The unique element to containing the pandemic in Rwanda is that it is approached as a national security issue. This can be seen in the army soldiers who patrol residential streets to identity rogue street vendors and the police on nearly every major street corner to pull over drivers without masks. And it certainly should be seen through this security lens.

Mass casualties from diseases are destabilizing to populations. Healthcare costs can detract from expenditures on “traditional” security measures–border controls, military, security technology, etc. Infectious diseases limit military responses to international and external security threats, including if members of the armed forces become infected themselves. Additionally, many security measures require physical proximity, which should be limited during pandemics. Some of these interplays between security and public health are explored by Oshewolo and Nwozor (2020).
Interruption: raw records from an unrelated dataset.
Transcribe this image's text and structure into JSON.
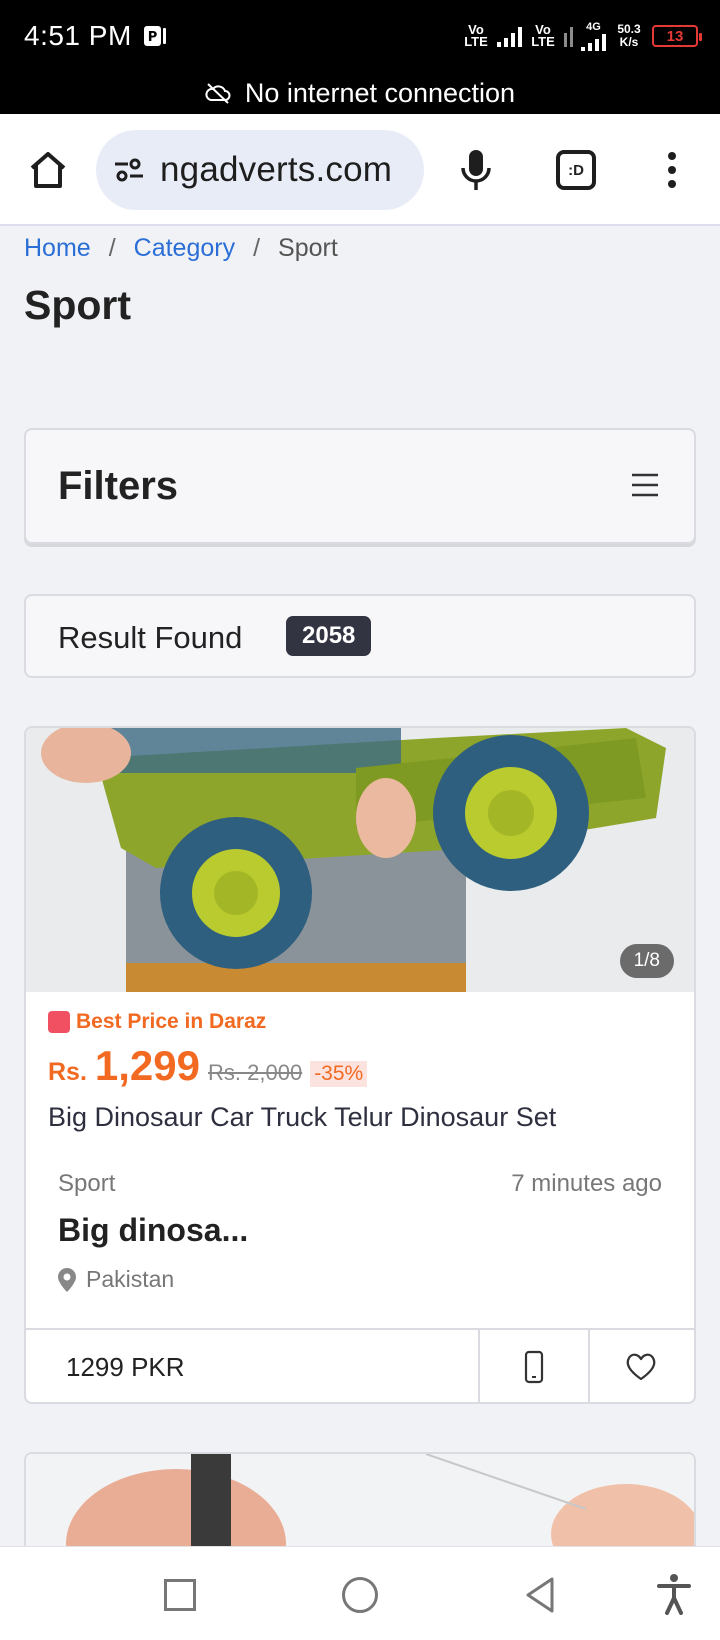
{
  "status_bar": {
    "time": "4:51 PM",
    "volte1": "Vo LTE",
    "volte2": "Vo LTE",
    "network_type": "4G",
    "speed_value": "50.3",
    "speed_unit": "K/s",
    "battery": "13"
  },
  "offline_banner": {
    "text": "No internet connection"
  },
  "browser": {
    "url": "ngadverts.com",
    "tab_count": ":D"
  },
  "breadcrumb": {
    "home": "Home",
    "category": "Category",
    "current": "Sport",
    "separator": "/"
  },
  "page": {
    "title": "Sport"
  },
  "filters": {
    "title": "Filters"
  },
  "results": {
    "label": "Result Found",
    "count": "2058"
  },
  "listing": {
    "image_counter": "1/8",
    "promo_badge": "Best Price in Daraz",
    "price_currency": "Rs.",
    "price": "1,299",
    "old_price": "Rs. 2,000",
    "discount": "-35%",
    "promo_name": "Big Dinosaur Car Truck Telur Dinosaur Set",
    "category": "Sport",
    "posted": "7 minutes ago",
    "title": "Big dinosa...",
    "location": "Pakistan",
    "footer_price": "1299 PKR"
  },
  "colors": {
    "accent_link": "#2b6fd6",
    "price_orange": "#f26a21",
    "badge_dark": "#323442",
    "battery_red": "#e53935"
  }
}
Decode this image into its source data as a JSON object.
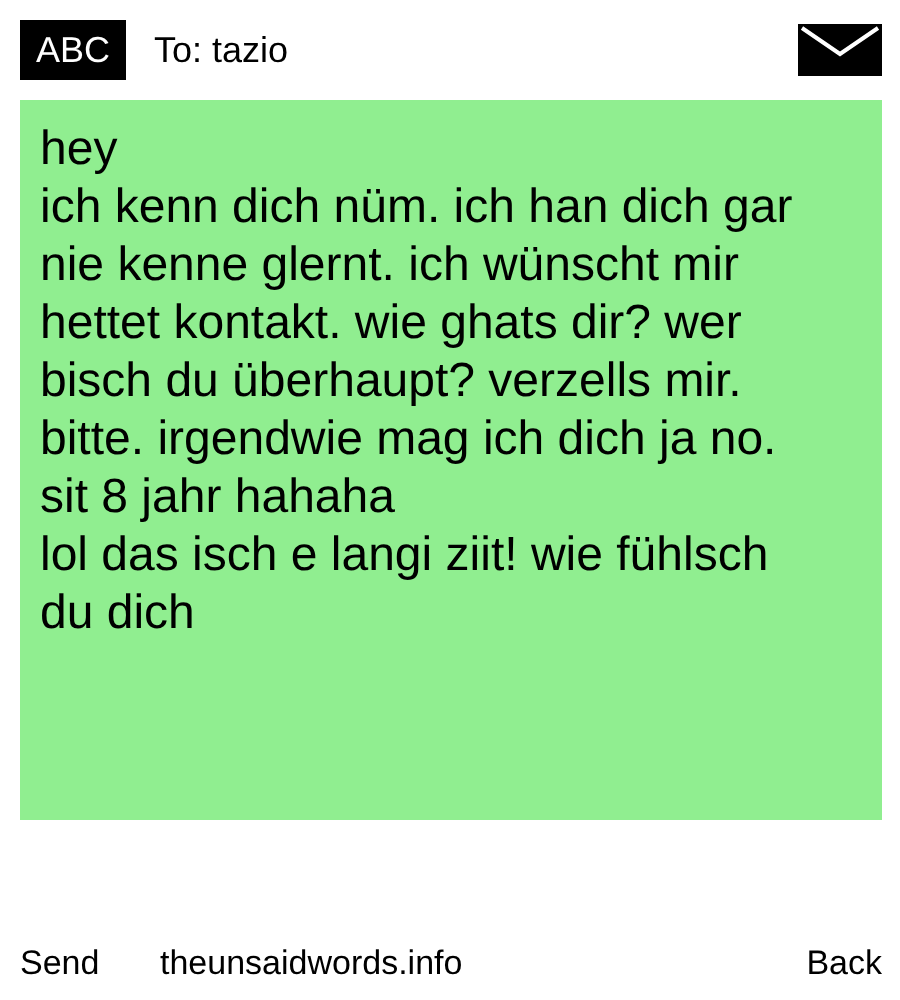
{
  "header": {
    "input_mode": "ABC",
    "recipient": "To: tazio"
  },
  "message": "hey\nich kenn dich nüm. ich han dich gar nie kenne glernt. ich wünscht mir hettet kontakt. wie ghats dir? wer bisch du überhaupt? verzells mir. bitte. irgendwie mag ich dich ja no. sit 8 jahr hahaha\nlol das isch e langi ziit! wie fühlsch du dich",
  "softkeys": {
    "left": "Send",
    "center": "theunsaidwords.info",
    "right": "Back"
  }
}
Economic collapses resulting from pandemics also threaten national security. Poverty is linked to outbreaks of civil unrest, particularly among those believe in resource-driven conflicts, i.e. too little stuff for too many people. Rates of violences tend to be inversely proportional to employment levels in a variety of contexts. Even the inability to forecast one’s financial future can lead to insecurity that makes individual and group behavior unpredictable. Economic instability can then, in turn, create further political and social instability.

In this holistic sense, COVID-19 response is really a test of overall state capacity. Rwanda’s lucid reaction is intricately connected to its ability to manage revenue in general (use of tax dollars), monitor its citizens (the national census), and rule of law (low crime rates).

All nations, and especially developing ones, are right to view corona as a public health and safety threat as Rwanda’s leadership does.